# Thread: Proving a set theory

1. ## Proving a set theory

Please can someone help me with this:

http://prntscr.com/h9a42p

I need to prove,

i understand that there's a remainder 2 at left side

No remainder at right side

Not sure how to proceed after that.

2. ## Re: Proving a set theory

Originally Posted by inayat
Please can someone help me with this:

http://prntscr.com/h9a42p

I need to prove, $\{3k+2: k\in\mathbb{N}\}\cap\{12\ell: \ell\in\mathbb{N}\}=\emptyset$

i understand that there's a remainder 2 at left side
No remainder at right side
Suppose that for some $k~\&~\ell$ are such that:
\begin{align*}3k+2&=12\ell \\12\ell-3k&=2\\3(4\ell-k) &=2\end{align*}

What is the contradiction there?
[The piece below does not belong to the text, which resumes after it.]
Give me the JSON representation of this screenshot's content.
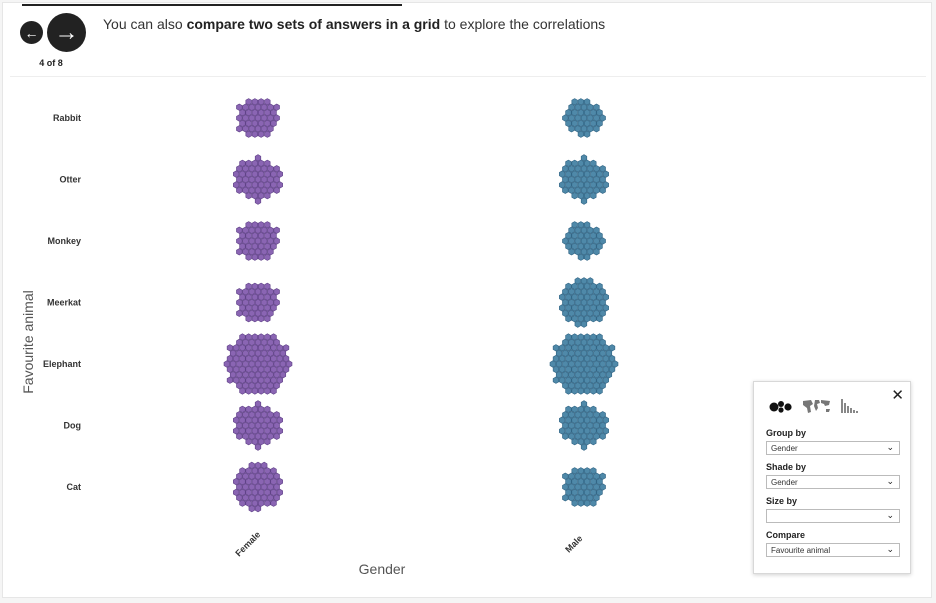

Or even is there a contradiction?

3. ## Re: Proving a set theory

Surely it is not so blasted hard to type "Show that the set of all number of the form 3k+ 2, where k is an integer, intersect the set of all numbers of the form 12l, where l is an integer is empty" that you had to go to the trouble of posting a screenshot and expecting us to open another site to read it!

You know, I hope, the 12= 4(3) is a multiple of 3 so that any multiple of 12 is also a multiple of 3. But "3k+ 2" is NOT a multiple of 3.